The Connecticut Supreme Court has found that a duty to warn exists but has not found anyone to have violated that duty under the factual situations presented to it. For example, in Kaminski v. Fairfield (216 Conn. 29, 37(1990)) the Supreme Court said that Tarasoff “is distinguishable both because the plaintiffs did not have a professional relationship with [the perpetrator]…and because the defendant was not a specifically identifiable victim.” In Fraser v. United States (236 Conn. 625 (1996)), the court was asked to decide if psychotherapists assume a duty to exercise control over the out patients they treat in order to prevent the out patients they treat from committing an act of violence against a third person. The court chose to narrowly decide the question, concluding that there was no such duty but limiting the conclusion to situations where the outpatient was not known to be dangerous and the victim was neither readily identifiable nor within a foreseeable class of victims (Fraser at p. 630).
Later Connecticut cases have interpreted Fraser as acknowledging a duty to warn under particular factual circumstances. In Jacoby v. Brinkerhoff (250 Conn. 86, 96 (1999)), the Connecticut Supreme Court held that under Fraser a psychotherapist has the duty to warn of possible violence by a patient only if there is “an imminent risk of serious personal injury to identifiable victims.” The court stressed that the threat must be of physical violence, not damage to property or to the plaintiff’s marriage. In at least two instances, Connecticut Superior Courts have allowed cases to go forward so juries could decide whether the factual standards outlined in Fraser had been met (E.g. Roesler v. Reich, Superior Court, Judicial District of New London, at Norwich, No. 128514, May 5, 2006, 2006 Conn. Super. LEXIS 1316; Schlegel v. New Milford Hosp., Superior Court, Judicial District of Waterbury, at Waterbury, No. X02CV 960071253S, May 9, 2000, 2000 Conn. Super. LEXIS 1196).

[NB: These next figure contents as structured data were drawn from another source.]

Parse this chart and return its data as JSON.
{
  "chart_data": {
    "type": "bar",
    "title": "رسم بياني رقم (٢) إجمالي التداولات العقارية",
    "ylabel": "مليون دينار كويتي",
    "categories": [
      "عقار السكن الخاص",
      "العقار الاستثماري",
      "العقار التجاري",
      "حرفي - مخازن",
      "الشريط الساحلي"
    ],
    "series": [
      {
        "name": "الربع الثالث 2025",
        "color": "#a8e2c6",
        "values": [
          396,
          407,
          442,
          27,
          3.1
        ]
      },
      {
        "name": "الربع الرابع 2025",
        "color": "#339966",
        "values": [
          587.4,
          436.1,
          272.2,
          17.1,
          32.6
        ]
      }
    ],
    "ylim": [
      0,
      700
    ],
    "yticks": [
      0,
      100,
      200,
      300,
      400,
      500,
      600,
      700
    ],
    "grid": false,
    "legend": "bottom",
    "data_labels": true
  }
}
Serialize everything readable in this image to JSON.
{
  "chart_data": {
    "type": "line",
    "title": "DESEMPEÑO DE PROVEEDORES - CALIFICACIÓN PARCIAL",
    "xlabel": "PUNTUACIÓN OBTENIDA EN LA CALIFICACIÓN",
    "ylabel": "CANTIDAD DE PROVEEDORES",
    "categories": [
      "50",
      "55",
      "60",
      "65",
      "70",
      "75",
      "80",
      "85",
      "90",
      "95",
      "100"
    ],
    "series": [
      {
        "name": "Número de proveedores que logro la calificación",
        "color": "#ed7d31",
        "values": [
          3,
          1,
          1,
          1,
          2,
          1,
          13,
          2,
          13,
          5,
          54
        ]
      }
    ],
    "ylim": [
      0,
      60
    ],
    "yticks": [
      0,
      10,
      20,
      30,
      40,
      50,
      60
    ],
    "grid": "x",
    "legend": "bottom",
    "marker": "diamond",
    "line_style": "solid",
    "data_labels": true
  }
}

In a case interpreting Fraser, the federal District Court for the District of Connecticut held that a “psychiatrist has a duty to speak where harm to identifiable victims is a foreseeable consequence of his silence” (Garamella v. New York Medical College, 23 F. Supp. 2d 167, 175 (D. Conn. 1998)). In Garamella, the court allowed the case to continue so a jury could decide whether the psychiatrist had a duty to warn others based on his patient’s statements. The patient, himself a student training to be a psychiatrist, revealed that he was a pedophile who intended to work with children. The psychiatrist did not warn the patient’s supervisors at the hospital at which he was training, and the patient sexually assaulted a young boy. The court held that psychiatrists do have a duty to warn under some circumstances, and that a jury must decide whether the necessary conditions had been met. It is possible that Connecticut state courts would use this reasoning if presented with the right set of facts.